No. The C standard does not mandate how an expression translates to assembly. A compiler can generate a CMOV (conditional move, no branch) or a JZ/JNZ pair (conditional branch, pipeline-visible) for the same ternary expression depending on architecture, optimization level, and compiler version. If you need constant-time execution in cryptographic code, you do not use a ternary. You use bitwise arithmetic masks built from unsigned types with explicit logic. The ternary is a convenience. It is not a security primitive.
What does “implementation-defined” actually mean for right shift?
It means the C standard permits two behaviors and does not choose between them. Logical right shift fills vacated bits with zeros. Arithmetic right shift fills them with copies of the sign bit. Most modern x86 and ARM implementations use arithmetic shift for signed types. Most. If you write code that depends on arithmetic shift behavior for signed integers and move it to a platform that uses logical shift, a bounds check that was passing negative values will start passing values near INT_MAX. The fix is always the same: cast to unsigned before shifting if you care about the bit pattern.
The Feynman Test
Imagine a row of light switches. Each switch is either on or off, nothing else.
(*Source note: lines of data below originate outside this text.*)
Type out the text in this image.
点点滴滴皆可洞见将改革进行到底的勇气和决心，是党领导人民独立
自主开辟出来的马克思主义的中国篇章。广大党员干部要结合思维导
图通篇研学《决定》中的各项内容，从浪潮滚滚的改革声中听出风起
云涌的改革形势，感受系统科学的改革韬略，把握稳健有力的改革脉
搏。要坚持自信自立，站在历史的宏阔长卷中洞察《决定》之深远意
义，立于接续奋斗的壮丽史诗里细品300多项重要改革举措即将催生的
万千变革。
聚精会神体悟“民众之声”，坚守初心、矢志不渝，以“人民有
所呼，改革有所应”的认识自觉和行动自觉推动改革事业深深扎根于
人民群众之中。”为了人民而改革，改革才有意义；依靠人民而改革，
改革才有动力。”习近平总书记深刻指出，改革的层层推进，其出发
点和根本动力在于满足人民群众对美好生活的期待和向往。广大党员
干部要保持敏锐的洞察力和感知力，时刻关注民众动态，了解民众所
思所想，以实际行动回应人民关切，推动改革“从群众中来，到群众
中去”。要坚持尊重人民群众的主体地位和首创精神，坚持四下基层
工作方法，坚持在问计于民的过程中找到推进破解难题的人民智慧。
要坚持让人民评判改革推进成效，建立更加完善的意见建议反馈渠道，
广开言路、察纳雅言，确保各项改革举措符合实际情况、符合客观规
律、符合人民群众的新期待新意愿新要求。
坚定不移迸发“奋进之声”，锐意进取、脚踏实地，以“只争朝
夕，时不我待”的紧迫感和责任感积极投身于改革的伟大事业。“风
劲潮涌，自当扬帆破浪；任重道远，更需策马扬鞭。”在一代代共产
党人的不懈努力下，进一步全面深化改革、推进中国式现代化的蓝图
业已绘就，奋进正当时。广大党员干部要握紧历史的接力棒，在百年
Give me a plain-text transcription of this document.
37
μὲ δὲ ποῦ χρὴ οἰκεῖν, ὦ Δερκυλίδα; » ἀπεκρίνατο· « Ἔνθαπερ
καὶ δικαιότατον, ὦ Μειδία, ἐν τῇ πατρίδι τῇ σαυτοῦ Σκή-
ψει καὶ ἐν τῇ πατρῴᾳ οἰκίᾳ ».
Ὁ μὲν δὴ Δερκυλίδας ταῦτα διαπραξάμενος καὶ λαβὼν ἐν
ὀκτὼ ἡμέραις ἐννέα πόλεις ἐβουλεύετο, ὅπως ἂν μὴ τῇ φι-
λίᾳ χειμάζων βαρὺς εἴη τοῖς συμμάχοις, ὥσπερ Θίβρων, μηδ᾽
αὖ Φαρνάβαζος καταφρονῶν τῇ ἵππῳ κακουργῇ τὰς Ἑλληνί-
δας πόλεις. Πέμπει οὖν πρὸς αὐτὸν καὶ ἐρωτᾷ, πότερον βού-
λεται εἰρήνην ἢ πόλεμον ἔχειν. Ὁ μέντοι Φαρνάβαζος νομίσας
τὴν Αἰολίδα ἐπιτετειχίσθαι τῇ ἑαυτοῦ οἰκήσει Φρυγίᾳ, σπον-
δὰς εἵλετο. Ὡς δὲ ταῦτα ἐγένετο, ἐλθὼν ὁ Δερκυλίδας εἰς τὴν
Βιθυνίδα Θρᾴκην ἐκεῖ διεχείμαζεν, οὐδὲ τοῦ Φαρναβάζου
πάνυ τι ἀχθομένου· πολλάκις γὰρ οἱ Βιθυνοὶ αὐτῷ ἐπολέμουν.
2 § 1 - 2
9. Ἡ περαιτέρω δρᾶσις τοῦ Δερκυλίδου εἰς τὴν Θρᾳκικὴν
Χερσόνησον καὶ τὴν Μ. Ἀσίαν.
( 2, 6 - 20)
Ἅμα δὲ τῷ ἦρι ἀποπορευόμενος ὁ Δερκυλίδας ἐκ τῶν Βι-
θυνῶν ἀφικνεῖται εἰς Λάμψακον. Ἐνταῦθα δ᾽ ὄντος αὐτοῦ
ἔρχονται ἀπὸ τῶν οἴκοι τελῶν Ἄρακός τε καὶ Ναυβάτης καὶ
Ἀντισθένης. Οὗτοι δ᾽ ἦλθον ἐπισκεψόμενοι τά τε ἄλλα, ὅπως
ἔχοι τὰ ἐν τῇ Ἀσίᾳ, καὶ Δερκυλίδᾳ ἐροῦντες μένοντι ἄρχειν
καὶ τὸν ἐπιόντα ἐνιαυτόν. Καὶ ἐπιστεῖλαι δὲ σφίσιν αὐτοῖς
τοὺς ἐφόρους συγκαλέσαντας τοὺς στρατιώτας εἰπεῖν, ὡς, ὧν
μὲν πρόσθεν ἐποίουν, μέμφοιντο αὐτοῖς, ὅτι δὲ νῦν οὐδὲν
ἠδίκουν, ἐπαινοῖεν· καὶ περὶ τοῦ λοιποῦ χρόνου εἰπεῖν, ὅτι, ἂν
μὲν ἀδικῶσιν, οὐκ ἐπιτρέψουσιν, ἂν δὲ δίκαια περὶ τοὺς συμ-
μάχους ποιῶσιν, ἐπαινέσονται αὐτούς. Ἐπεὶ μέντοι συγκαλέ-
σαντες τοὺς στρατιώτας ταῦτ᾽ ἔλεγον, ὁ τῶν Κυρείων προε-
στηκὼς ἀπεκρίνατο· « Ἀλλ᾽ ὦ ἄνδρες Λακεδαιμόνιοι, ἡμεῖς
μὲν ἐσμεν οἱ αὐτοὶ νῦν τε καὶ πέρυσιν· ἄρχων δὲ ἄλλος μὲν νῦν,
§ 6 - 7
In C, if you just write the number zero, the machine assumes one of those switches is a “sign switch.” It is reserved. It tells the machine whether the whole number is positive or negative. When you flip every switch with ~, you are flipping the sign switch too. On a signed number, shifting after that flip is undefined because the machine cannot decide what moving a negative number to the left means. Different architectures make different choices. The standard gave up and said “your problem.”
The U in ~0U removes the reservation. There is no sign switch. Every switch is just data. Flip them all, shift freely. The machine does not panic because there is no special switch to misinterpret.
That is what undefined behavior is. Not a crash. Not a warning. A place where the standard stepped back and said the machine can do whatever it wants. Your job is to not stand there.
Hacker Connection
The -Werror catch today is the same mechanism that would have stopped a real vulnerability. Left-shift sign overflow is how integer values in security-critical code silently change sign. A permissions mask built from a shifted negative value is a mask that does not do what you think it does. The wrong bits get set. The wrong access gets permitted.
The bitwise mask pattern from today has a direct cousin in exploit development and cryptographic implementation. To select between two values based on a secret bit without creating a timing channel, production cryptographic code builds a mask like this:
unsigned int s_norm = !!s; /* normalize to 0 or 1 */
unsigned int mask = -(s_norm); /* 0x00000000 or 0xFFFFFFFF */
result = (a & mask) | (b & ~mask);
No branch. No timing signal. The CPU executes the same instructions regardless of s. The key requirement: s must be normalized to exactly 0 or 1 first, and all types must be unsigned. One deviation and the mask breaks silently. This is the same discipline we applied to ~0U today, scaled up to a cryptographic primitive.
The notebook now has sixteen entries. The three recurring roots are visible: ambiguous sentinels, implementation gambles, and side-effect races. Every new entry is a variation on one of those three. Knowing the roots makes the variants recognizable on first contact.
What Is Next
Chapter 3. Control flow. If-else, switch, while, for, do-while, break, continue, goto.
Before opening the chapter: the notebook has sixteen entries and the three root causes are named. The hacker track task before Chapter 3 begins is a review pass. Map every entry to its root cause. The thread is there. Name it explicitly so that when Chapter 3 introduces new patterns, the roots are already visible.
Overnight question: goto exists in C. K&R uses it exactly once in the book, for a specific purpose. What do you think that purpose is, and why is goto considered dangerous enough that most modern coding standards ban it outright?
Day 22 of 365. The compiler is not your enemy. It is the first line of defense you kept trying to walk around.